KK-9

48 5 5
                                    

Oy + Yorum lütfenn 🩷

Odamın kapısı açılıp tekrar kapanınca annemi buraya doğru gelirken gördüm. Kanka moodunu açmış bir Ayşe sultan şu an en ihtiyacım olanıydı.

"Anlat bakalım Eloş sultan ne ayak bu Berk?"

Kitabımı masaya bırakıp yanına oturdum ve beline sarıldım.

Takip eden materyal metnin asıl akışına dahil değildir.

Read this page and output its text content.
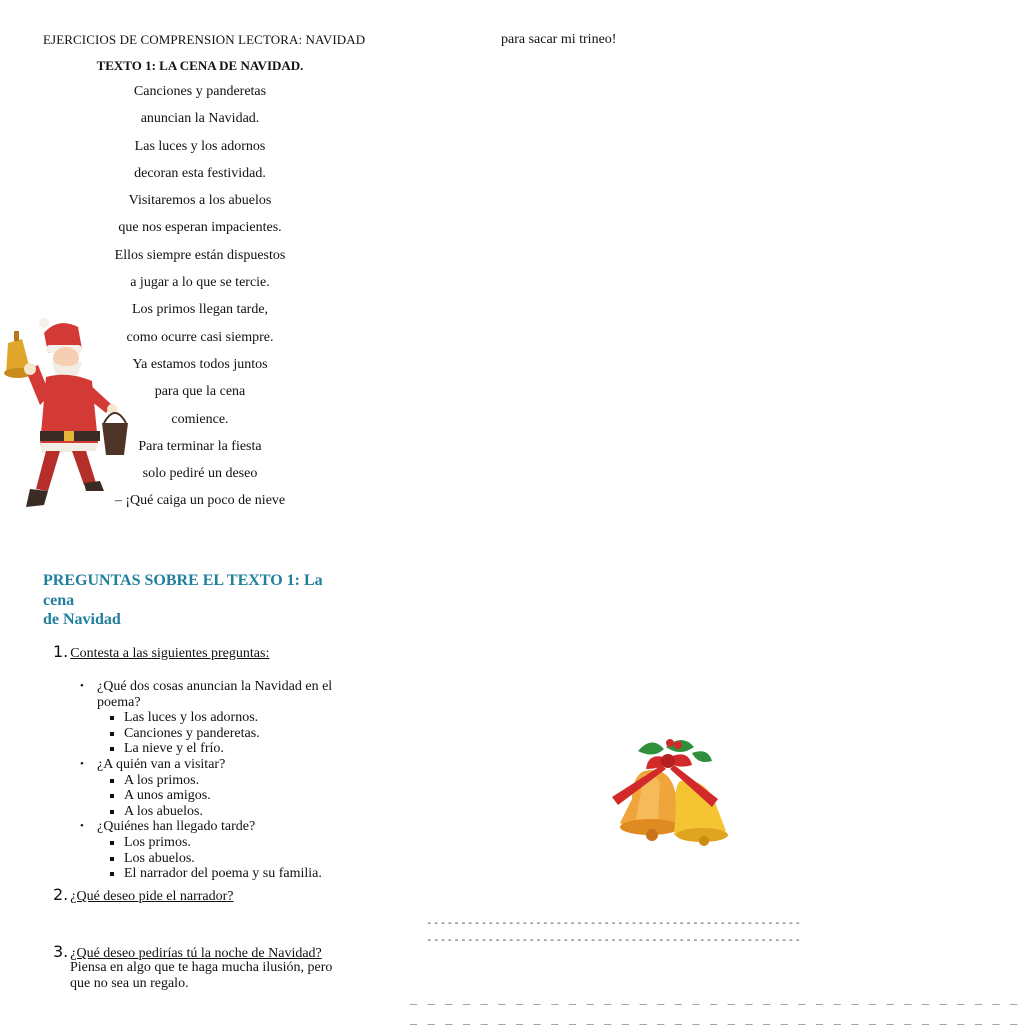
EJERCICIOS DE COMPRENSION LECTORA: NAVIDAD	para sacar mi trineo!
TEXTO 1: LA CENA DE NAVIDAD.
Canciones y panderetas
anuncian la Navidad.
Las luces y los adornos
decoran esta festividad.
Visitaremos a los abuelos
que nos esperan impacientes.
Ellos siempre están dispuestos
a jugar a lo que se tercie.
Los primos llegan tarde,
como ocurre casi siempre.
Ya estamos todos juntos
para que la cena
comience.
Para terminar la fiesta
solo pediré un deseo
– ¡Qué caiga un poco de nieve
PREGUNTAS SOBRE EL TEXTO 1: La
cena
de Navidad
1. Contesta a las siguientes preguntas:
• ¿Qué dos cosas anuncian la Navidad en el poema?
Las luces y los adornos.
Canciones y panderetas.
La nieve y el frío.
• ¿A quién van a visitar?
A los primos.
A unos amigos.
A los abuelos.
• ¿Quiénes han llegado tarde?
Los primos.
Los abuelos.
El narrador del poema y su familia.
2. ¿Qué deseo pide el narrador?
3. ¿Qué deseo pedirías tú la noche de Navidad?
Piensa en algo que te haga mucha ilusión, pero que no sea un regalo.
-------------------------------------------------------
-------------------------------------------------------
_ _ _ _ _ _ _ _ _ _ _ _ _ _ _ _ _ _ _ _ _ _ _ _ _ _ _ _ _ _ _ _ _ _ _
_ _ _ _ _ _ _ _ _ _ _ _ _ _ _ _ _ _ _ _ _ _ _ _ _ _ _ _ _ _ _ _ _ _ _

"Bilmiyorum Ayşe sultan.. yani aslında kafam karışık. Birisi var hani bu kırmızı kart diye bir hesap var ya internette.. işte o hesap bana yazıyor. Beni sevdiğini söylüyor. Ve ben sevdiğini hissedebiliyorum.. ama tanımıyorum ve kim olduğunu söylememekde ısrarcı.. bir yanda da Berk var.. yani o bana karşı bir şeyler hissediyor mu bilmiyorum.. benim var mı hislerim onu da bilmiyorum. Kafam çok karışık. Sen olsan ne yapardın?"

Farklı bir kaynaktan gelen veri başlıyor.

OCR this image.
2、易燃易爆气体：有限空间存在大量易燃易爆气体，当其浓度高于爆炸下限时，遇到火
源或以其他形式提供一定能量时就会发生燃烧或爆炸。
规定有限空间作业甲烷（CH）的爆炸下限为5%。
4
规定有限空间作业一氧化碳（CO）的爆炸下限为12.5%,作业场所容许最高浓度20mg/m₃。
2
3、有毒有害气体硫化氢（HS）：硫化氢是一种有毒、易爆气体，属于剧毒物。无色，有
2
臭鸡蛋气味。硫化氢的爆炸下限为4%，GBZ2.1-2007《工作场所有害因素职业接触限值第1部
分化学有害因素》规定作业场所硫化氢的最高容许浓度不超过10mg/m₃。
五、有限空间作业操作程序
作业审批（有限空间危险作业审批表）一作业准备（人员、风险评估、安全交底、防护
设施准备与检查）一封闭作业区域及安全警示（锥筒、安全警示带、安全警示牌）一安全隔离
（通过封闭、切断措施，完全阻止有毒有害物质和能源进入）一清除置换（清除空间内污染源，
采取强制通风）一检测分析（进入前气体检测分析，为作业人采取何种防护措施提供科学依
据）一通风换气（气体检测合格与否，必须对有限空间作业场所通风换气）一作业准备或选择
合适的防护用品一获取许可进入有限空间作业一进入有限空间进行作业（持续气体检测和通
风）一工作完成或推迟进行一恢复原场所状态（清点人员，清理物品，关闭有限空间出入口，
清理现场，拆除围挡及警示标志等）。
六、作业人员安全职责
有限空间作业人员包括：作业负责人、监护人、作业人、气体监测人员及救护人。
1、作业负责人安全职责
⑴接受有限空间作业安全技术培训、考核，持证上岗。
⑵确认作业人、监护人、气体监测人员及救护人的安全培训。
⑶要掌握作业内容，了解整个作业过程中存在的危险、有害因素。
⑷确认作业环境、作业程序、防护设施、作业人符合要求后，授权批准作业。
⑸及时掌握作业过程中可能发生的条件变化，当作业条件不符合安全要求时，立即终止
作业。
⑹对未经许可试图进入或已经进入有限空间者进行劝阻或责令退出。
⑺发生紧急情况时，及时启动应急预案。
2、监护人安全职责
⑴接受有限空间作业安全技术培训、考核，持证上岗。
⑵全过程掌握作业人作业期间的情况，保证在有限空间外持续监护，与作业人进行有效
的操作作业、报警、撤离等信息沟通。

Annem beni dinledikten sonra uzun uzun gökyüzünü izledi. Sanırım ne demesi gerektiğini ya da ne yapmam gerektiğini düşünüyordu.

"Biz babanla nasıl tanıştık sen bilmiyorsun değil mi?"

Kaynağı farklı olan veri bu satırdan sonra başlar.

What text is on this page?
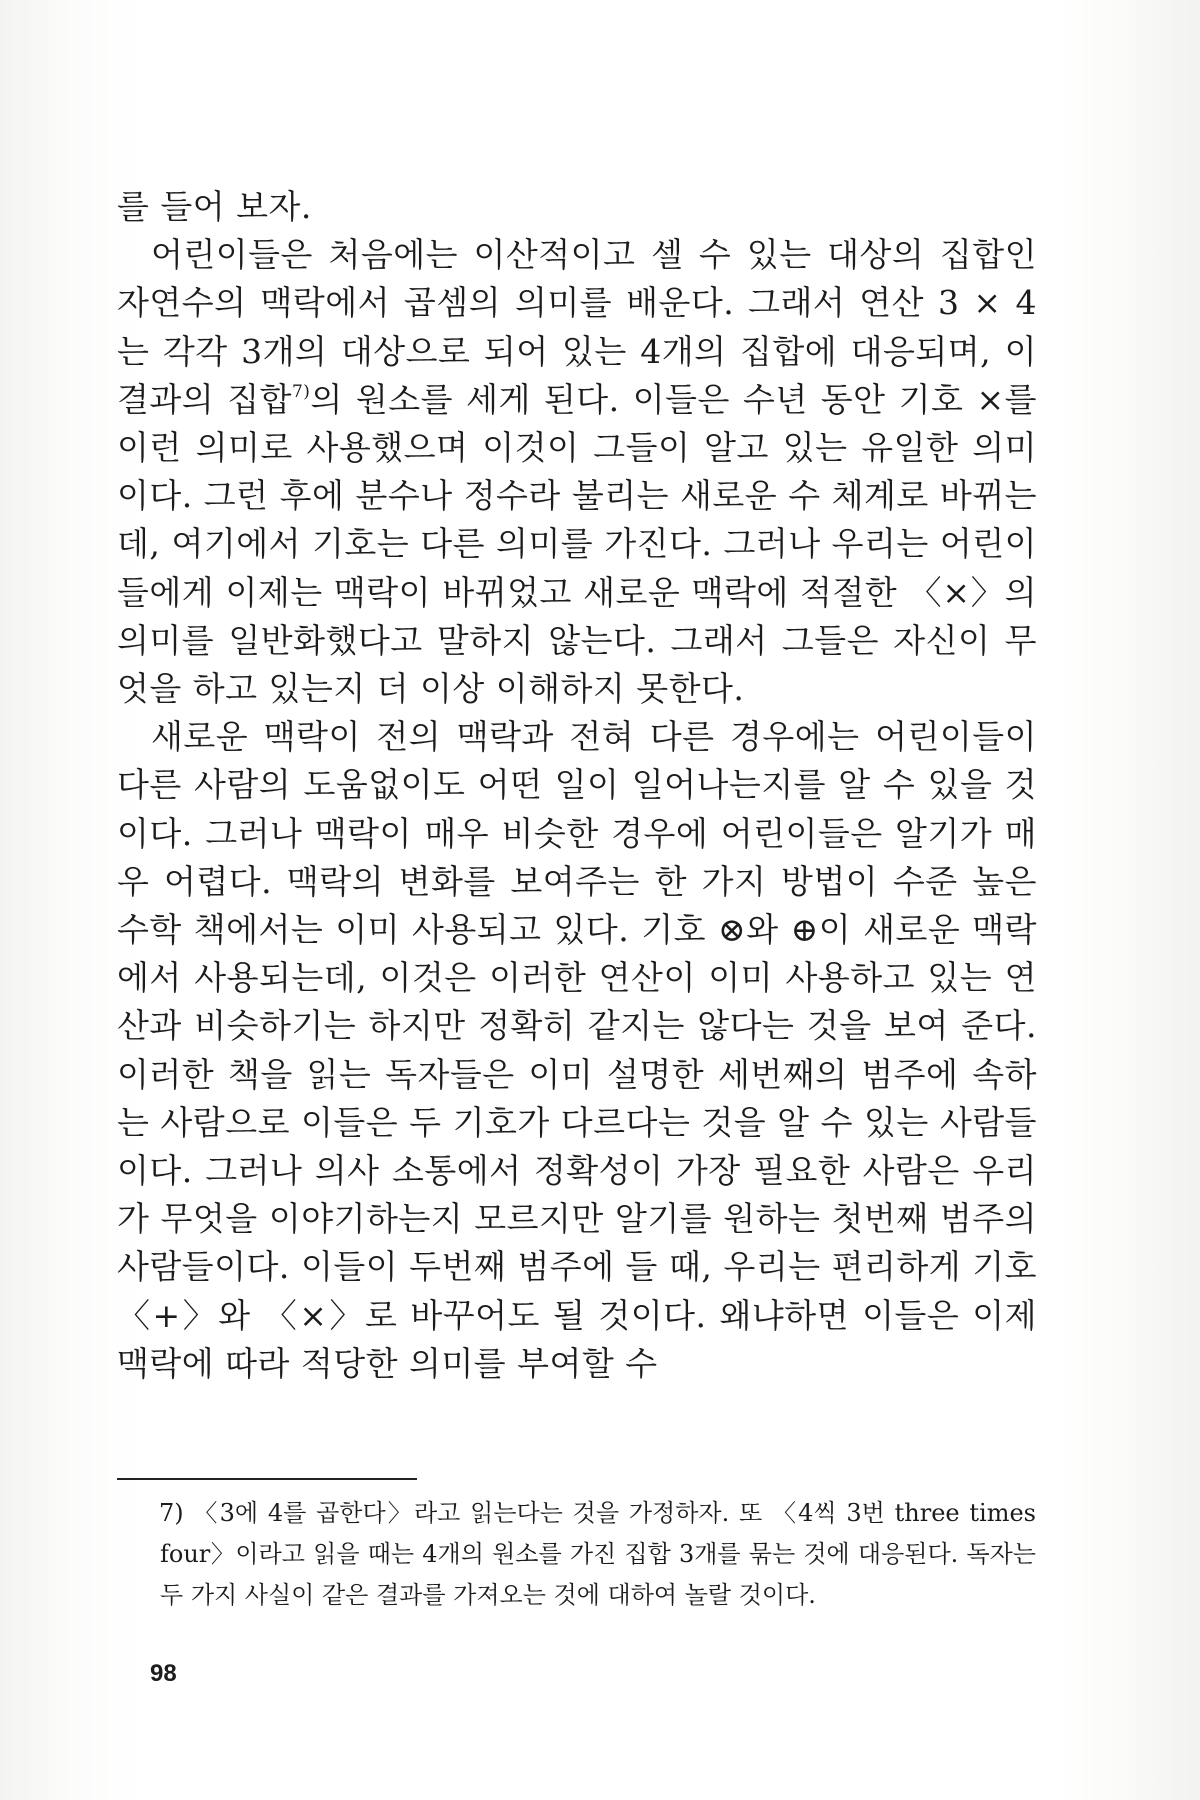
를 들어 보자.

어린이들은 처음에는 이산적이고 셀 수 있는 대상의 집합인 자연수의 맥락에서 곱셈의 의미를 배운다. 그래서 연산 3 × 4 는 각각 3개의 대상으로 되어 있는 4개의 집합에 대응되며, 이 결과의 집합$^{7)}$의 원소를 세게 된다. 이들은 수년 동안 기호 ×를 이런 의미로 사용했으며 이것이 그들이 알고 있는 유일한 의미이다. 그런 후에 분수나 정수라 불리는 새로운 수 체계로 바뀌는데, 여기에서 기호는 다른 의미를 가진다. 그러나 우리는 어린이들에게 이제는 맥락이 바뀌었고 새로운 맥락에 적절한 〈×〉의 의미를 일반화했다고 말하지 않는다. 그래서 그들은 자신이 무엇을 하고 있는지 더 이상 이해하지 못한다.

새로운 맥락이 전의 맥락과 전혀 다른 경우에는 어린이들이 다른 사람의 도움없이도 어떤 일이 일어나는지를 알 수 있을 것이다. 그러나 맥락이 매우 비슷한 경우에 어린이들은 알기가 매우 어렵다. 맥락의 변화를 보여주는 한 가지 방법이 수준 높은 수학 책에서는 이미 사용되고 있다. 기호 ⊗와 ⊕이 새로운 맥락에서 사용되는데, 이것은 이러한 연산이 이미 사용하고 있는 연산과 비슷하기는 하지만 정확히 같지는 않다는 것을 보여 준다. 이러한 책을 읽는 독자들은 이미 설명한 세번째의 범주에 속하는 사람으로 이들은 두 기호가 다르다는 것을 알 수 있는 사람들이다. 그러나 의사 소통에서 정확성이 가장 필요한 사람은 우리가 무엇을 이야기하는지 모르지만 알기를 원하는 첫번째 범주의 사람들이다. 이들이 두번째 범주에 들 때, 우리는 편리하게 기호〈+〉와 〈×〉로 바꾸어도 될 것이다. 왜냐하면 이들은 이제 맥락에 따라 적당한 의미를 부여할 수

7) 〈3에 4를 곱한다〉라고 읽는다는 것을 가정하자. 또 〈4씩 3번 three times four〉이라고 읽을 때는 4개의 원소를 가진 집합 3개를 묶는 것에 대응된다. 독자는 두 가지 사실이 같은 결과를 가져오는 것에 대하여 놀랄 것이다.
98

Başımı iki yana salladım. Bunca sene nasıl tanıştıklarını hiç sormamıştım nasıl bir evlattım ben allaasen?

"Ben babanı okulda gördüm ilk başlarda çok yakışıklı bu bana bakmaz dedim. Çirkin olduğumdan değil he, çevresi böyle hep havalı kızlarla doluydu. Cesaret edemediğim için gittim buna anonim bir hesaptan yazdım."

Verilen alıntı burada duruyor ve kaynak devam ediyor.